Another problem with GMO foods is that we don’t always know what other foods factored into their creation. For instance, if rice is modified with portions of a wheat gene, a person with wheat allergies could also have an allergic reaction to the GMO rice. This is especially dangerous because genetically modified foods are more likely to spontaneously transfer genetic material from one species’ DNA to another, even if this crossbreeding was never attempted in a lab. This makes it harder to avoid known food allergens, since they could be lurking in another food without your knowledge.
The risk of allergic reactions from GMO foods is especially high for members of vulnerable populations like the working poor, elderly, and homeless. With the lack of access to basic medical services, let alone allergy testing, combined with a lack of choice in the food they eat, these are the people most likely to be exposed to GMO-related allergens and least likely to be able to get treatment.
One of the biggest problems with GMO foods is that we simply don’t know what their effects will be over time. The subtle, cumulative effects of the foods we eat make them difficult to study. If a person rarely eats vegetables but eats a serving of kale one day, that one serving of greens won’t do much to change the person’s health. On the other hand, if the same person eats kale every day for several years, they will probably experience the preventive health benefits associated with leafy greens.
The same principle applies to GMO foods. If you eat GMO corn one day, you probably won’t notice any changes. But what if this corn is a staple of your diet, eaten every day? Unfortunately, we just don’t know what the long-term effects of these foods might be. Do we really want to be the guinea pigs for this experiment?
A big reason we don’t have scientific data on these crops is that there is inadequate interest in studying them. The corporate entities who develop GMO plants have little incentive to fund studies that could have the potential to undermine their products.
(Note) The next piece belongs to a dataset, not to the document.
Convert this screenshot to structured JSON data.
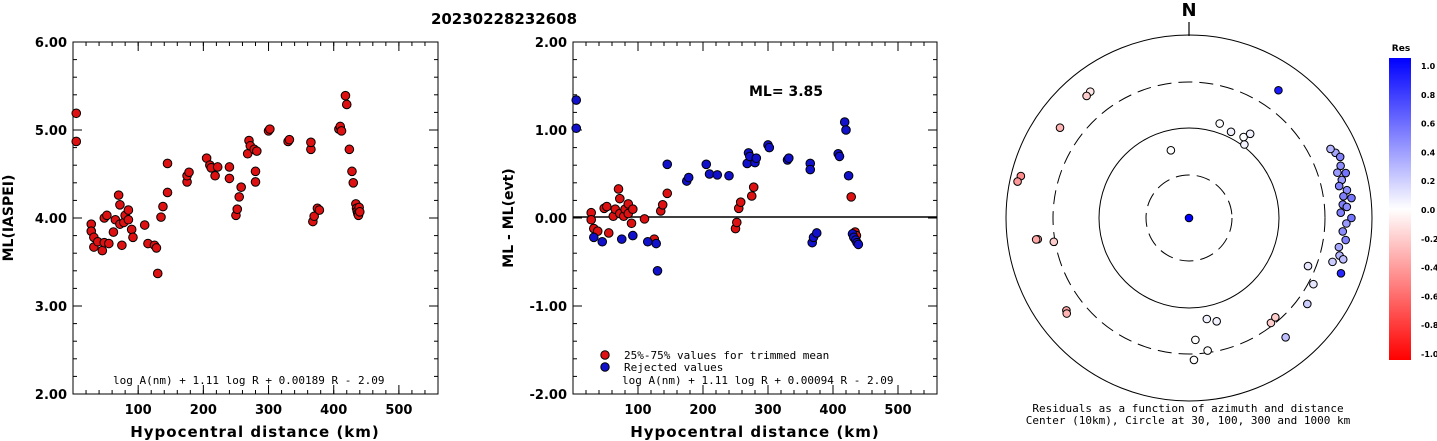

Likewise, since many of these corporations employ powerful lobbyists who can use this power to sway politicians, this lack of incentive extends to governing bodies like the Food and Drug Administration.
This dynamic also makes it hard to trust the data we do have, since GMO-producing companies are only motivated to conduct and release research confirming the safety of their crops. Not having enough reliable evidence of GMOs’ safety is reason enough to choose foods whose safety we can trust, such as organics and other foods voluntarily labeled non-GMO.
While the federal government is making moves to require labeling of GM foods, we’re not quite there yet. In the meantime, you can look for companies that do choose to pledge their opposition to GMOs. In addition, all foods that carry the USDA organic label are also required to be GMO-free, so by buying organic you can ensure that you’re eating foods that are safer for you and the environment.
It’s not easy to navigate the modern food landscape with a view toward health and safety. But by avoiding GMOs, choosing organic, and filling your cart with real food, you can take effective steps to stay healthy and strong.